As a colleague and I discussed, BMW has had a notoriously bad track record lately with recalls and model issues, but because the brand and its dealers have taken care of its customers so well during those critically hard times, the BMW riders keep coming back. MV Agusta, and other marques, take note.

Parting Thoughts

I have never been particularly positive of MV Agusta under Giovanni Castiglioni’s leadership. The company is debuting too many bikes that take too long to actually come to market. When they do come, they are not ready or at the level one would expect from say a competitor like Ducati, KTM, or Triumph.

These opinions of mine have made it to Varese and back, or so I’m told. Sorry for partying.

That being said, I’m starting to warm up to MV Agusta. The bikes at their core are good.
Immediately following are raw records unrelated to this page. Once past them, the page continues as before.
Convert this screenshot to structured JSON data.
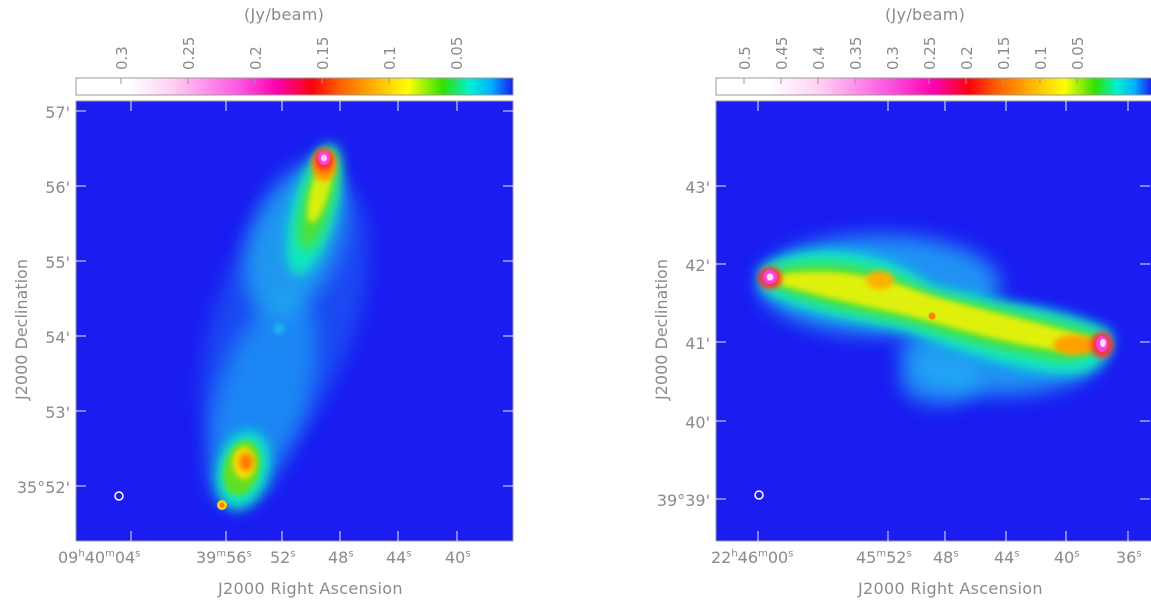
{
  "figure": {
    "left": {
      "colorbar": {
        "unit_label": "(Jy/beam)",
        "ticks": [
          "0.3",
          "0.25",
          "0.2",
          "0.15",
          "0.1",
          "0.05"
        ]
      },
      "ylabel": "J2000 Declination",
      "xlabel": "J2000 Right Ascension",
      "y_ticks": [
        {
          "deg": "",
          "min": "57'"
        },
        {
          "deg": "",
          "min": "56'"
        },
        {
          "deg": "",
          "min": "55'"
        },
        {
          "deg": "",
          "min": "54'"
        },
        {
          "deg": "",
          "min": "53'"
        },
        {
          "deg": "35°",
          "min": "52'"
        }
      ],
      "x_ticks": [
        {
          "h": "09",
          "m": "40",
          "s": "04"
        },
        {
          "h": "",
          "m": "39",
          "s": "56"
        },
        {
          "h": "",
          "m": "",
          "s": "52"
        },
        {
          "h": "",
          "m": "",
          "s": "48"
        },
        {
          "h": "",
          "m": "",
          "s": "44"
        },
        {
          "h": "",
          "m": "",
          "s": "40"
        }
      ]
    },
    "right": {
      "colorbar": {
        "unit_label": "(Jy/beam)",
        "ticks": [
          "0.5",
          "0.45",
          "0.4",
          "0.35",
          "0.3",
          "0.25",
          "0.2",
          "0.15",
          "0.1",
          "0.05"
        ]
      },
      "ylabel": "J2000 Declination",
      "xlabel": "J2000 Right Ascension",
      "y_ticks": [
        {
          "deg": "",
          "min": "43'"
        },
        {
          "deg": "",
          "min": "42'"
        },
        {
          "deg": "",
          "min": "41'"
        },
        {
          "deg": "",
          "min": "40'"
        },
        {
          "deg": "39°",
          "min": "39'"
        }
      ],
      "x_ticks": [
        {
          "h": "22",
          "m": "46",
          "s": "00"
        },
        {
          "h": "",
          "m": "45",
          "s": "52"
        },
        {
          "h": "",
          "m": "",
          "s": "48"
        },
        {
          "h": "",
          "m": "",
          "s": "44"
        },
        {
          "h": "",
          "m": "",
          "s": "40"
        },
        {
          "h": "",
          "m": "",
          "s": "36"
        }
      ]
    }
  },
  "colors": {
    "background_map": "#1a1cf0",
    "axis_text": "#8a8a8a"
  }
}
The company’s new three-cylinder engine really is a piece of art, especially if you ask the people who can discern such things, such a motor builders and race tuners.

MV Agusta is not strong on the details, but they are slowly “getting it” — as much as an Italian motorcycle company can, as I honestly believe there are cultural issues that hold brands like Ducati and MV Agusta back on the global marketplace.

With strong leadership and guidance, as well as regular access to capital, I think MV Agusta has the potential to be that other Italian brand — sorry Aprilia.

Our presentation made strong distinctions between what has happened in the past, both at MV Agusta and MV Agusta USA, and what will happen now. It’s fair play, to blame the old guard, but it reminds me of a common joke, which I think summarizes my thoughts as a whole about our day-long exchange with this Italian OEM:

A common tradition in the White House is for the outgoing President to write the incoming President two letters, with a note that if the new President should ever encounter a national problem he/she cannot fix, they should open the first letter. And if then a second national crisis comes along that the new President cannot fix, to open the second letter. 

As time goes on, sure enough the new President faces an issue that he cannot sidestep, so he opens the first letter. It says, “blame everything on me” and is signed by the previous President. And so the new President does so, and is able to continue onward leading the country, with effect.

As time goes on though, another crisis occurs. Unable to resolve it, the new President looks for wisdom again from his predecessor, and opens the second letter. It reads, “write two letters.”

According to my scorecard, MV Agusta is already a letter deep into this changing of the guard. Hopefully the company’s management won’t need to look to that second letter for wisdom. Call that my reserved optimism for the brand.